Importantly, the views on the potential acceptability of ePRO follow-up may transfer to individuals receiving follow-up after treatment for other cancer diagnoses, as they mirror some of the findings in the literature where services have implemented remote methods (Qaderi et al., 2021). Alongside other development work (including patient involvement to guide the intervention design, as recommended by Cox et al., 2017) to develop the selection of symptom items (Shearsmith et al., 2020), these findings have informed an ePRO system and a pilot study is underway (patient-reporting symptoms/blood test 3-monthly, algorithm-based clinician alerts, CNS phonecall).
5 CONCLUSION
Our study suggests that ePRO monitoring in ovarian cancer follow-up has potential, its utility in the provision of care was endorsed by clinicians and some patients, and this work has informed recommendations for future work in this area. With ever-increasing patients living longer in our increasingly technologized societies, we must explore whether ePRO pathways can provide acceptable, responsive and tailored support to meet patient needs. Further research is needed to explore the transferability of these findings to larger samples of oncology patients, and the real-world acceptability, safety, and the practical implications of these methods.
ACKNOWLEDGEMENTS
We thank the patients and staff who participated, research nurses and clinicians who supported patient recruitment, members of the project steering group, and the wider Patient reported Outcomes research Group (POG), including Lewis Marston who conducted some of the interviews.

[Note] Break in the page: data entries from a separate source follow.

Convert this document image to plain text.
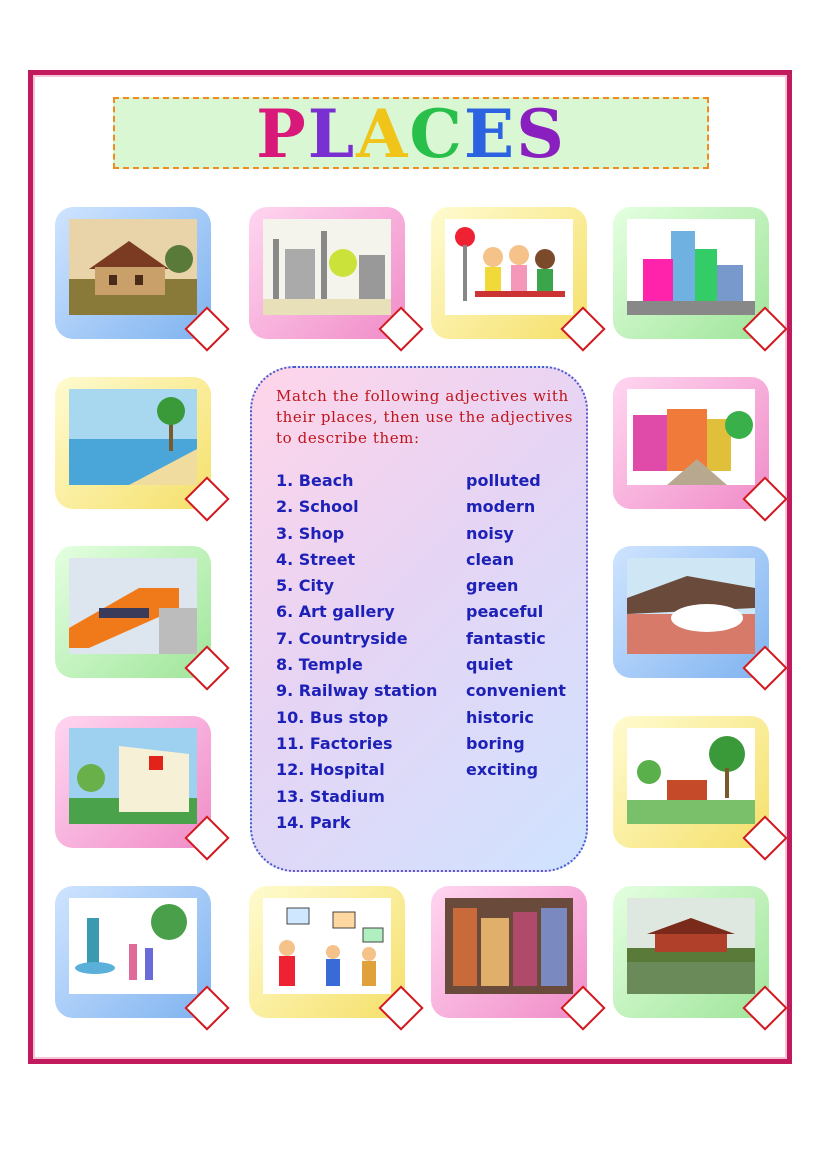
PLACES
Match the following adjectives with their places, then use the adjectives to describe them:
1. Beach
2. School
3. Shop
4. Street
5. City
6. Art gallery
7. Countryside
8. Temple
9. Railway station
10. Bus stop
11. Factories
12. Hospital
13. Stadium
14. Park
polluted
modern
noisy
clean
green
peaceful
fantastic
quiet
convenient
historic
boring
exciting
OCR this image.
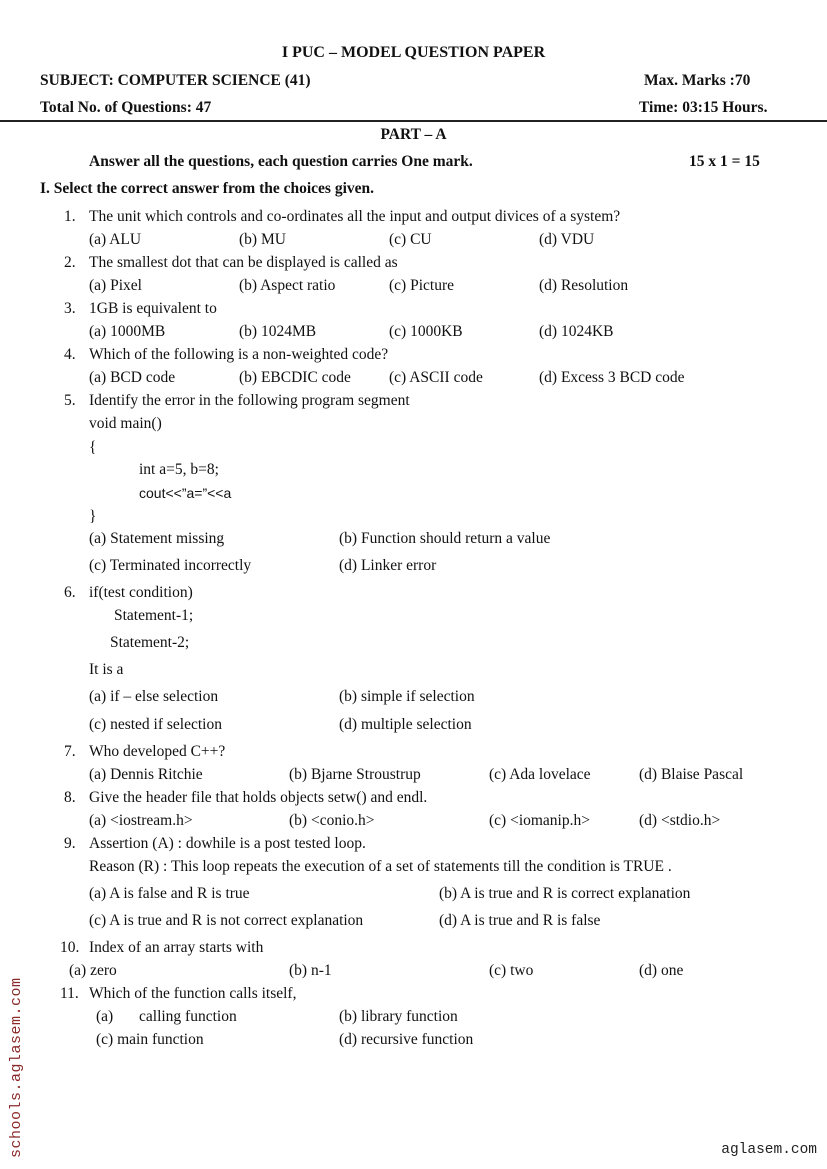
I PUC – MODEL QUESTION PAPER
SUBJECT: COMPUTER SCIENCE (41)	Max. Marks :70
Total No. of Questions: 47	Time: 03:15 Hours.
PART – A
Answer all the questions, each question carries One mark.	15 x 1 = 15
I. Select the correct answer from the choices given.
1. The unit which controls and co-ordinates all the input and output divices of a system?
(a) ALU	(b) MU	(c) CU	(d) VDU
2. The smallest dot that can be displayed is called as
(a) Pixel	(b) Aspect ratio	(c) Picture	(d) Resolution
3. 1GB is equivalent to
(a) 1000MB	(b) 1024MB	(c) 1000KB	(d) 1024KB
4. Which of the following is a non-weighted code?
(a) BCD code	(b) EBCDIC code (c) ASCII code	(d) Excess 3 BCD code
5. Identify the error in the following program segment
void main()
{
int a=5, b=8;
cout<<”a=”<<a
}
(a) Statement missing	(b) Function should return a value
(c) Terminated incorrectly	(d) Linker error
6. if(test condition)
Statement-1;
Statement-2;
It is a
(a) if – else selection	(b) simple if selection
(c) nested if selection	(d) multiple selection
7. Who developed C++?
(a) Dennis Ritchie	(b) Bjarne Stroustrup	(c) Ada lovelace	(d) Blaise Pascal
8. Give the header file that holds objects setw() and endl.
(a) <iostream.h>	(b) <conio.h>	(c) <iomanip.h>	(d) <stdio.h>
9. Assertion (A) : dowhile is a post tested loop.
Reason (R) : This loop repeats the execution of a set of statements till the condition is TRUE .
(a) A is false and R is true	(b) A is true and R is correct explanation
(c) A is true and R is not correct explanation	(d) A is true and R is false
10. Index of an array starts with
(a) zero	(b) n-1	(c) two	(d) one
11. Which of the function calls itself,
(a) calling function	(b) library function
(c) main function	(d) recursive function
schools.aglasem.com	aglasem.com
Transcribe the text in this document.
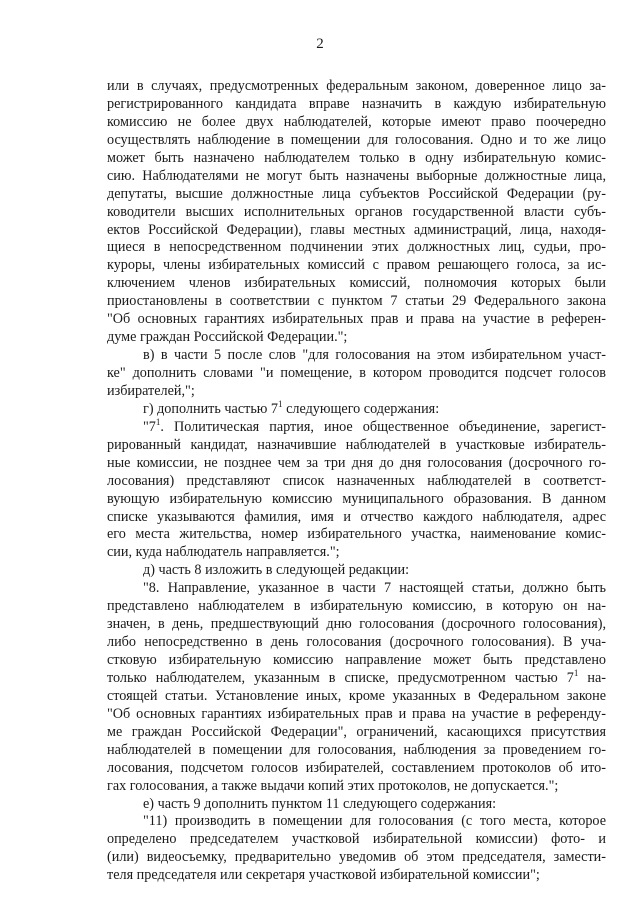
2
или в случаях, предусмотренных федеральным законом, доверенное лицо за-
регистрированного кандидата вправе назначить в каждую избирательную
комиссию не более двух наблюдателей, которые имеют право поочередно
осуществлять наблюдение в помещении для голосования. Одно и то же лицо
может быть назначено наблюдателем только в одну избирательную комис-
сию. Наблюдателями не могут быть назначены выборные должностные лица,
депутаты, высшие должностные лица субъектов Российской Федерации (ру-
ководители высших исполнительных органов государственной власти субъ-
ектов Российской Федерации), главы местных администраций, лица, находя-
щиеся в непосредственном подчинении этих должностных лиц, судьи, про-
куроры, члены избирательных комиссий с правом решающего голоса, за ис-
ключением членов избирательных комиссий, полномочия которых были
приостановлены в соответствии с пунктом 7 статьи 29 Федерального закона
"Об основных гарантиях избирательных прав и права на участие в референ-
думе граждан Российской Федерации.";
в) в части 5 после слов "для голосования на этом избирательном участ-
ке" дополнить словами "и помещение, в котором проводится подсчет голосов
избирателей,";
г) дополнить частью $7^1$ следующего содержания:
"$7^1$. Политическая партия, иное общественное объединение, зарегист-
рированный кандидат, назначившие наблюдателей в участковые избиратель-
ные комиссии, не позднее чем за три дня до дня голосования (досрочного го-
лосования) представляют список назначенных наблюдателей в соответст-
вующую избирательную комиссию муниципального образования. В данном
списке указываются фамилия, имя и отчество каждого наблюдателя, адрес
его места жительства, номер избирательного участка, наименование комис-
сии, куда наблюдатель направляется.";
д) часть 8 изложить в следующей редакции:
"8. Направление, указанное в части 7 настоящей статьи, должно быть
представлено наблюдателем в избирательную комиссию, в которую он на-
значен, в день, предшествующий дню голосования (досрочного голосования),
либо непосредственно в день голосования (досрочного голосования). В уча-
стковую избирательную комиссию направление может быть представлено
только наблюдателем, указанным в списке, предусмотренном частью $7^1$ на-
стоящей статьи. Установление иных, кроме указанных в Федеральном законе
"Об основных гарантиях избирательных прав и права на участие в референду-
ме граждан Российской Федерации", ограничений, касающихся присутствия
наблюдателей в помещении для голосования, наблюдения за проведением го-
лосования, подсчетом голосов избирателей, составлением протоколов об ито-
гах голосования, а также выдачи копий этих протоколов, не допускается.";
е) часть 9 дополнить пунктом 11 следующего содержания:
"11) производить в помещении для голосования (с того места, которое
определено председателем участковой избирательной комиссии) фото- и
(или) видеосъемку, предварительно уведомив об этом председателя, замести-
теля председателя или секретаря участковой избирательной комиссии";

This work was funded by Yorkshire Cancer Research (Award reference number L392). The charity had no influence on the data collection, interpretation or reporting.
CONFLICT OF INTERESTS
Fiona Kennedy reports a research grant from Breast Cancer Now. Galina Velikova reports honoraria from: Roche, Eisai, Novartis and Seattle Genetics, and research grants from Breast Cancer Now, EORTC, Yorkshire Cancer Research, Pfizer and IQVIA. Leanne Shearsmith, Marie Holmes, Oana Lindner, Rosemary Peacock and Molly Megson declare that they have no conflict of interest.
Open Research
DATA AVAILABILITY STATEMENT
The data that support the findings of this study are not publicly available due to privacy/ethical restrictions, but the corresponding author may consider reasonable requests.